Micro-season 28 of 72 · May 21 – May 25
Silkworms feast on mulberry leaves.
Kaiko okite kuwa wo hamu
Silkworms awaken in their trays and begin devouring fresh mulberry leaves, their rhythmic eating filling traditional farmhouses with a sound like gentle rain.
The mulberry groves stand heavy with leaf, each tree a deep green cathedral humming with purpose. In sericulture villages, the soft rustle of thousands of tiny mouths on fresh leaves creates a continuous whisper — the sound of transformation beginning. The air carries the faint vegetal sweetness of chewed mulberry, mixing with the warmth of late May mornings.
Nature notes
Silkworms, now in their voracious third and fourth instars, consume their body weight in mulberry leaves each day, growing visibly between feedings. Swallows dip and wheel above flooded paddies where rice seedlings have just been transplanted, their reflections doubling in the still water. The hydrangeas are budding but not yet open, holding their color in secret.
In season
Fruits
Vegetables
Fish
At the table
Loquats poached in light syrup, their coral flesh turning translucent, capturing the fleeting sweetness of early summer.
Stir-fried silk pod peas with shrimp, the pods still crisp and almost squeaking, dressed simply with sake and salt.
Salt-grilled grunt fish, its skin blistered and crackling, the flesh at its sweetest before the rainy season arrives.

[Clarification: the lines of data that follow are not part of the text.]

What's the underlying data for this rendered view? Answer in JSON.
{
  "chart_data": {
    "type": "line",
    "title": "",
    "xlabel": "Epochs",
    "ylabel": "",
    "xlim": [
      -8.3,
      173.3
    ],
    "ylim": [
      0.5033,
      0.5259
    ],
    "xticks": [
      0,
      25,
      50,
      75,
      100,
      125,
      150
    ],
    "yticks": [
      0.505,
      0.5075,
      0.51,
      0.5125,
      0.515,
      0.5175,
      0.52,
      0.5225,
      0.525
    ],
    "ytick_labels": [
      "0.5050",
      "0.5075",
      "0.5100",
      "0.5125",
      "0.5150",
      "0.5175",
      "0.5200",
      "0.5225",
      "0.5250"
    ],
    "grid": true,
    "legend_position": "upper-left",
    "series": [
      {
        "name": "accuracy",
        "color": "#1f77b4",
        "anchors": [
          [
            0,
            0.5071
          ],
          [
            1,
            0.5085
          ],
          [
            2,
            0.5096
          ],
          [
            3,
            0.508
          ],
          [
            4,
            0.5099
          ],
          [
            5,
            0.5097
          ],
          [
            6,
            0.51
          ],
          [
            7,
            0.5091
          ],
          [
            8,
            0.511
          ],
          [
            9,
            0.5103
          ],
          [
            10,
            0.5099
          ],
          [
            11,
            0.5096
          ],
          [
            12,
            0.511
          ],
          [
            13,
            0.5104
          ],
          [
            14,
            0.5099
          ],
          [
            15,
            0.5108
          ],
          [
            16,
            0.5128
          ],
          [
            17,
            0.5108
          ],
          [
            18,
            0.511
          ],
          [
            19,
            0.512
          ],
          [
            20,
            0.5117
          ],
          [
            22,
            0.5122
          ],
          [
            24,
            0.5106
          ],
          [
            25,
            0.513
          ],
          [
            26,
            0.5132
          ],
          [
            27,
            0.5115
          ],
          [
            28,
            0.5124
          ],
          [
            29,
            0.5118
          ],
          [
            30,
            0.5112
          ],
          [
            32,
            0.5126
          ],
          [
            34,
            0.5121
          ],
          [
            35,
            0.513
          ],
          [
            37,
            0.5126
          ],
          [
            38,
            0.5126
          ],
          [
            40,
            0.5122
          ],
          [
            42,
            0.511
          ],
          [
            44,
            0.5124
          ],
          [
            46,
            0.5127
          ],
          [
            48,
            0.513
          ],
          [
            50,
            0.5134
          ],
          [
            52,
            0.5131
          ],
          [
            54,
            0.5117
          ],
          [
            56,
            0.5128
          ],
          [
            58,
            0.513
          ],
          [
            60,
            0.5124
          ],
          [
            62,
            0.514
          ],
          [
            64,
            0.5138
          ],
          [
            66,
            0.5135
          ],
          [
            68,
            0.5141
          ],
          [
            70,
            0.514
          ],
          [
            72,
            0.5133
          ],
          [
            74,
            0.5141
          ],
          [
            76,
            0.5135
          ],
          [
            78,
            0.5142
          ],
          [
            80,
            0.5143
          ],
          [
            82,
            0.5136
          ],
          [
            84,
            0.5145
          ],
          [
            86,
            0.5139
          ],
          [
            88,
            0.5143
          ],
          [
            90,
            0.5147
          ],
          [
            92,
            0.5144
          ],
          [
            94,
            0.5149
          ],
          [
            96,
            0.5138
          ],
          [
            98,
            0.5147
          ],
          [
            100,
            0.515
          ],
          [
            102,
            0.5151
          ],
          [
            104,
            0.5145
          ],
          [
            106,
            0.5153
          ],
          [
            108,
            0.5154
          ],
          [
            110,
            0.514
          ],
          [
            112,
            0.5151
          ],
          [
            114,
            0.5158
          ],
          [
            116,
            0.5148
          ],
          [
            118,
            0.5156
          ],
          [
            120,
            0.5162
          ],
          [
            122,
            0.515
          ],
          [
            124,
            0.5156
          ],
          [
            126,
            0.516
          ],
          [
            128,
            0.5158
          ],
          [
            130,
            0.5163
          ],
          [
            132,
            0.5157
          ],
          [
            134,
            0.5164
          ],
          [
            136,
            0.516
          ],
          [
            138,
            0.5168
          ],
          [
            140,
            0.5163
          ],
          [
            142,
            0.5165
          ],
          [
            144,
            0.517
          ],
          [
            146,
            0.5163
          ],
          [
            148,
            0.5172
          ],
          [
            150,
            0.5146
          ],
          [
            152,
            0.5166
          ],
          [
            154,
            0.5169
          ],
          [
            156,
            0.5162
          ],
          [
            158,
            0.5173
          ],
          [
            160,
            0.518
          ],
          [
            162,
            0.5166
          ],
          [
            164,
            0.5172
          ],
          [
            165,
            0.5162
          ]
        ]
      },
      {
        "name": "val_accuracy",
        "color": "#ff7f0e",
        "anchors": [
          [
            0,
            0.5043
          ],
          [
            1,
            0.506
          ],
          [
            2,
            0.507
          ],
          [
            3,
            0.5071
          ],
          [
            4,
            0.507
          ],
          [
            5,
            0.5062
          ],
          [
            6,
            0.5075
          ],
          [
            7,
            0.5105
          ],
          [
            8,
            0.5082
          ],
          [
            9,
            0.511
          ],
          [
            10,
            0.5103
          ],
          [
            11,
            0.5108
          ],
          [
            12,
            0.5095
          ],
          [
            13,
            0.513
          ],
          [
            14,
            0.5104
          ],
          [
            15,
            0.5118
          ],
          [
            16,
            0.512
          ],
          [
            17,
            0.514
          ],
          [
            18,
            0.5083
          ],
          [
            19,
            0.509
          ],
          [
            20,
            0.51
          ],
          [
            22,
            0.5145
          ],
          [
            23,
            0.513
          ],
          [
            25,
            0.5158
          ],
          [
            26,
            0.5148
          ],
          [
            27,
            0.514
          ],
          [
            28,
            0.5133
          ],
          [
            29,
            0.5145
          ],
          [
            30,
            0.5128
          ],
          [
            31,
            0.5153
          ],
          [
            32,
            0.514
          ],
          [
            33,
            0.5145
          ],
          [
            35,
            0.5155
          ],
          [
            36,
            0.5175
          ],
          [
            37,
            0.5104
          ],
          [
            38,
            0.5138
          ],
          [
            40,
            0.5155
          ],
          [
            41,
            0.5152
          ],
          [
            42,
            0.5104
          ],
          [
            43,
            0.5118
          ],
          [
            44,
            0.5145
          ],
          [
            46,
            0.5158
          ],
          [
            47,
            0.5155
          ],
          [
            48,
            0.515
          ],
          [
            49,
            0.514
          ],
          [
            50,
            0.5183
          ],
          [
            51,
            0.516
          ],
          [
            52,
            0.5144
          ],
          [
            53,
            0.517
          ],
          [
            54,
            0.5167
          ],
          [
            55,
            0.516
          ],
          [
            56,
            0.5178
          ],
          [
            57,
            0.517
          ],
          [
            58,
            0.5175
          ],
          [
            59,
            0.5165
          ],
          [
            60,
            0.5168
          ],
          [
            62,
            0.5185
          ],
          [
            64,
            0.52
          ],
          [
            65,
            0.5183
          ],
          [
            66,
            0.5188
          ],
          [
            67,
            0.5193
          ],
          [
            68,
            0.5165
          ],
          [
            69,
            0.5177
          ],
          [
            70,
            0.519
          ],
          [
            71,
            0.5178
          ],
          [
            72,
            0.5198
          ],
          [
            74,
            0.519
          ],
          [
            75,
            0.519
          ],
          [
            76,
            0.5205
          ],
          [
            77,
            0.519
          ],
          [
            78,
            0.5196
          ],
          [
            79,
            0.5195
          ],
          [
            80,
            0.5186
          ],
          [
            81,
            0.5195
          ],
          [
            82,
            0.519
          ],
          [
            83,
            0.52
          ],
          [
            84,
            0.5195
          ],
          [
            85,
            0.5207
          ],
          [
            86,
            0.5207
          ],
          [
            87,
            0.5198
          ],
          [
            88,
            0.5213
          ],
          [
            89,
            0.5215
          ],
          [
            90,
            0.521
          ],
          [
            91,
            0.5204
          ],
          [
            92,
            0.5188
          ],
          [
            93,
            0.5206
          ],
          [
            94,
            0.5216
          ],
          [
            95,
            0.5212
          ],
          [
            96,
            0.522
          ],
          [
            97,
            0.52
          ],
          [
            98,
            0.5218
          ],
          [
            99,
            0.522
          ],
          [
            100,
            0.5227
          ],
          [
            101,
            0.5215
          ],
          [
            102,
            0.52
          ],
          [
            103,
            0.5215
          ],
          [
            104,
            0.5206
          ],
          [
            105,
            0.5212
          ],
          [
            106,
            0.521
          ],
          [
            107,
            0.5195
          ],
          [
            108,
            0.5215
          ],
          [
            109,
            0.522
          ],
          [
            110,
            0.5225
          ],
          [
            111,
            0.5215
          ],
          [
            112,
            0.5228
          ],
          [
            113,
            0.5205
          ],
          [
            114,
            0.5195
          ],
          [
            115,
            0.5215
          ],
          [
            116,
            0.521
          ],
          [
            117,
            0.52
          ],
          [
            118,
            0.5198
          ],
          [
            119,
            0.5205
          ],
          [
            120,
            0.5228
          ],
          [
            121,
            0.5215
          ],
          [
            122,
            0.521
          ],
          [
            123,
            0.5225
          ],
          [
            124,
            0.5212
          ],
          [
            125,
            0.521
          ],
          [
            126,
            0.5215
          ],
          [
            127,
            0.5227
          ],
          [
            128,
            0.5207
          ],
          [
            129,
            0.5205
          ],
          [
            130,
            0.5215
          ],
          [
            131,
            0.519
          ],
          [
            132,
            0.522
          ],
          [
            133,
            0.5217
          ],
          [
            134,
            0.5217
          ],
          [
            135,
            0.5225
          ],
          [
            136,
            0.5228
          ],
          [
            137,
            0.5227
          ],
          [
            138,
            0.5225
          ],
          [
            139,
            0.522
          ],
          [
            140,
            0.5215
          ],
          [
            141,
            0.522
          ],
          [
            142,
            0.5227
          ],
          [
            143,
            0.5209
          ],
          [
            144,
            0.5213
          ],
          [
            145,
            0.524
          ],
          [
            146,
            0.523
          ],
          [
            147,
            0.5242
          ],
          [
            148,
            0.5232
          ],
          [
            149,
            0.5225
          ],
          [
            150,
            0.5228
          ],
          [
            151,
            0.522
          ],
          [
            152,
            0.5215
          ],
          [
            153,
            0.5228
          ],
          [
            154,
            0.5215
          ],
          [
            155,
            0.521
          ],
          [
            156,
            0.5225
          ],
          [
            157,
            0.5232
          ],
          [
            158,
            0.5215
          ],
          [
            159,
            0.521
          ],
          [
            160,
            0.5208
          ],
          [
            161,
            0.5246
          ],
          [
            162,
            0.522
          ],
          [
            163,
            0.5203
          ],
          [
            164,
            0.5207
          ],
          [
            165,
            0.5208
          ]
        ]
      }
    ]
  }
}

New garlic cloves pickled in soy sauce, mild and juicy, without the bite of aged bulbs.
Cultural note
This micro-season marks the height of traditional sericulture's most demanding period. Farming families once slept in shifts to feed silkworms around the clock, maintaining the warmth and humidity the creatures required. The phrase 'お蚕様' (okaikosama) — 'honorable silkworm' — reflects the reverence given to these insects that sustained entire regional economies, from the mountains of Gunma to the valleys of Nagano.
蚕の音や夜も絶えざる桑を食む
kaiko no oto ya / yoru mo taezaru / kuwa wo hamu
sound of silkworms — / through the night without ceasing / they devour mulberry
In the rearing house, a single silkworm lifts its pale head, searching for the next leaf — patient, ancient, already dreaming of silk.